Here's Schmidt's dream of what a visit to the doctor will look like in 2015. It came during a question-and-answer session following Gawande's 15-minute presentation, drawn from his new book, The Checklist Manifesto: How to Get Things Right. You can judge for yourself whether it's sensible or scary.
"My question has to do with the model of health care that we'll be facing in 5 or 10 years," Schmidt began. "It's pretty clear that we'll have personalized health records, and we'll have the equivalent of a UPC sticker with your medical history. So when you show up at the doctor with some set of symptoms, in my ideal world what would happen is that the doctor would type in the symptoms he or she also observes, and it would be matched against the data in this repository. Then this knowledge engine would use best practices, and all the knowledge in the world to give physicians some sort of standardized guidance. This is a generalized form of the checklists that you're talking about."

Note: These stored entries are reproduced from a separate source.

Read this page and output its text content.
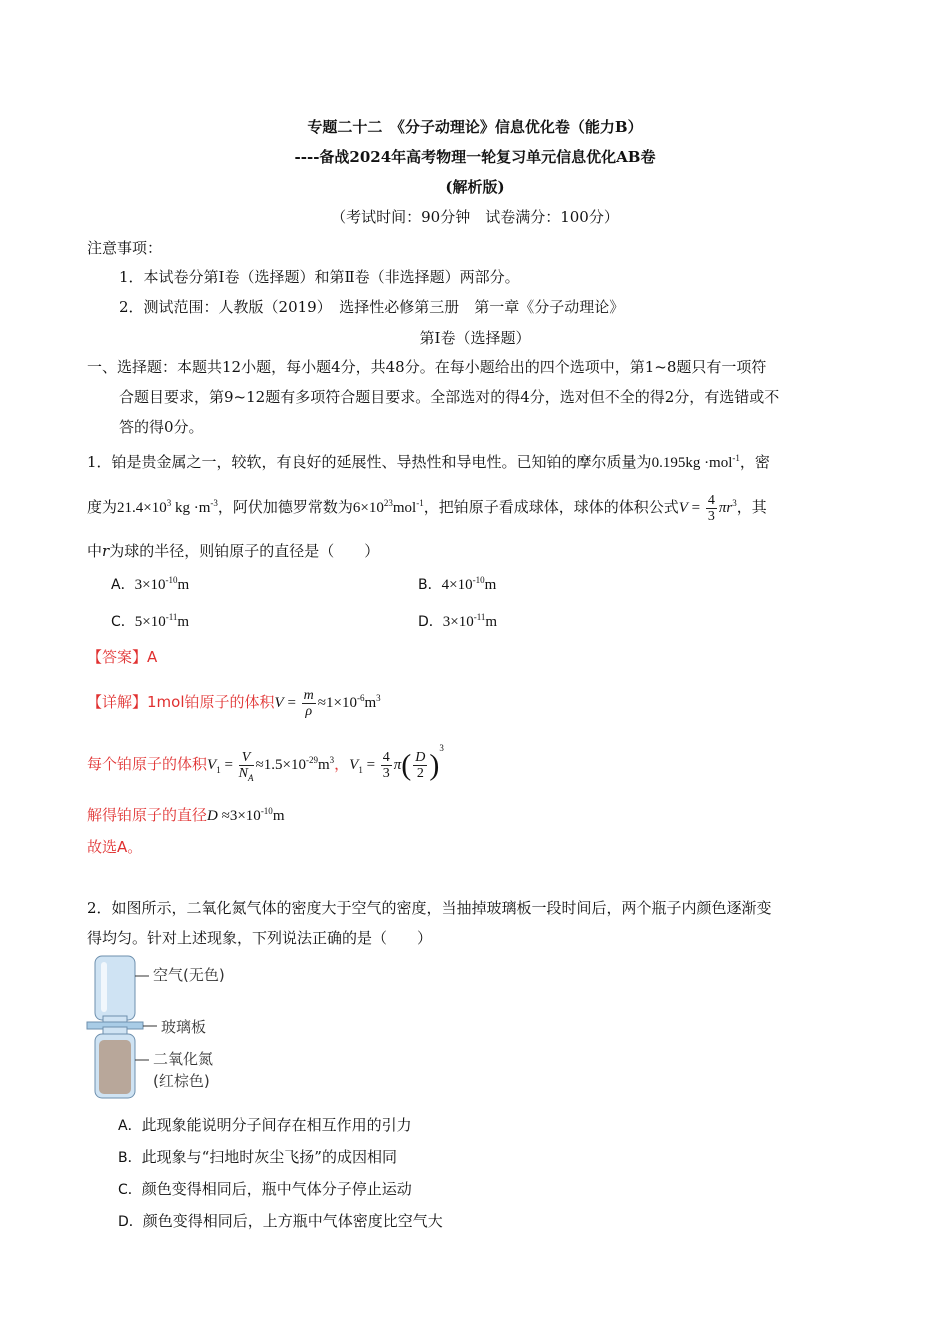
专题二十二　《分子动理论》信息优化卷（能力B）
----备战2024年高考物理一轮复习单元信息优化AB卷
(解析版)
（考试时间：90分钟　试卷满分：100分）
注意事项：
1．本试卷分第Ⅰ卷（选择题）和第Ⅱ卷（非选择题）两部分。
2．测试范围：人教版（2019）　选择性必修第三册　第一章《分子动理论》
第Ⅰ卷（选择题）
一、选择题：本题共12小题，每小题4分，共48分。在每小题给出的四个选项中，第1~8题只有一项符
合题目要求，第9~12题有多项符合题目要求。全部选对的得4分，选对但不全的得2分，有选错或不
答的得0分。
1．铂是贵金属之一，较软，有良好的延展性、导热性和导电性。已知铂的摩尔质量为0.195kg ·mol$^{-1}$，密
度为$21.4\times 10^3$ kg $\cdot m^{-3}$，阿伏加德罗常数为$6\times 10^{23}mol^{-1}$，把铂原子看成球体，球体的体积公式$V = \frac{4}{3} \pi r^3$，其
中r为球的半径，则铂原子的直径是（　　）
A．$3\times 10^{-10}m$	B．$4\times 10^{-10}m$
C．$5\times 10^{-11}m$	D．$3\times 10^{-11}m$
【答案】A
【详解】1mol铂原子的体积$V = \frac{m}{\rho} \approx 1\times 10^{-6}m^3$
每个铂原子的体积$V_1 = \frac{V}{N_A} \approx 1.5\times 10^{-29}m^3$，$V_1 = \frac{4}{3} \pi( \frac{D}{2} )^3$
解得铂原子的直径$D \approx 3\times 10^{-10}m$
故选A。
2．如图所示，二氧化氮气体的密度大于空气的密度，当抽掉玻璃板一段时间后，两个瓶子内颜色逐渐变
得均匀。针对上述现象，下列说法正确的是（　　）
空气(无色)
玻璃板
二氧化氮
(红棕色)
A．此现象能说明分子间存在相互作用的引力
B．此现象与“扫地时灰尘飞扬”的成因相同
C．颜色变得相同后，瓶中气体分子停止运动
D．颜色变得相同后，上方瓶中气体密度比空气大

Then Schmidt made clear what was troubling him. "As computer scientists, this is a platform database problem, and we do these very, very well, as a general rule. And it befuddles me why medicine hasn't organized itself around these platform opportunities."
Gawande took a shot at responding to the billionaire's bewilderment. "I think part of the bafflement occurs because the folks who know how to make such systems don't understand how the clinical encounter actually operates." But the bigger problem, he said, is that such a search would in all likelihood generate more heat than light for the harried physician, who typically has "15 minutes to manage six problems." According to Gawande, "the three inches of guidance, explaining what the evidence suggests and so on, needs to be turned into a useful form that tells you what you can do."

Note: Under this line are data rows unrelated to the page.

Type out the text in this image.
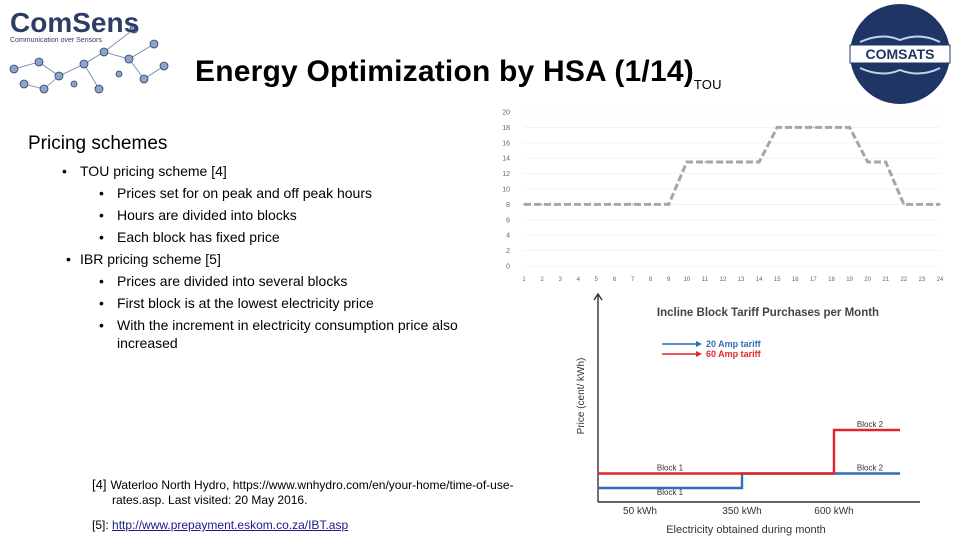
ComSens
Communication over Sensors
COMSATS
Energy Optimization by HSA $(1/14)_{TOU}$
Pricing schemes
• TOU pricing scheme [4]
• Prices set for on peak and off peak hours
• Hours are divided into blocks
• Each block has fixed price
• IBR pricing scheme [5]
• Prices are divided into several blocks
• First block is at the lowest electricity price
• With the increment in electricity consumption price also
increased
[4] Waterloo North Hydro, https://www.wnhydro.com/en/your-home/time-of-use-
rates.asp. Last visited: 20 May 2016.
[5]: http://www.prepayment.eskom.co.za/IBT.asp
0
2
4
6
8
10
12
14
16
18
20
1 2 3 4 5 6 7 8 9 10 11 12 13 14 15 16 17 18 19 20 21 22 23 24
Incline Block Tariff Purchases per Month
Price (cent/ kWh)
Electricity obtained during month
50 kWh	350 kWh	600 kWh
Block 1
Block 2
20 Amp tariff
Block 1
Block 2
60 Amp tariff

But Gawande is no Luddite. He told Schmidt that he'd welcome an app—"for your iPhone or whatever the new Google one is"—that could help him the next time he sees a patient diagnosed with a rare renal tumor.
Gawande found a receptive audience for his idea that the federal government create a National Institute of Health Systems Innovation to complement the work of the National Institutes of Health, although PCAST members suggested that he consider other administrative solutions. And they also shared his unhappiness with the relatively low status of health systems analysis. "My sense is that we don't respect this stuff," said PCAST co-chair Eric Lander. "We respect the cancer genome, but not checklists. What do we need to do to send a signal to the next generation of researchers that this is a high-class, worthy thing to do? What would it take to move the needle?"
"You're absolutely right," Gawande replied. "It's not well respected. There's a reason, after all, that I'm still an associate professor."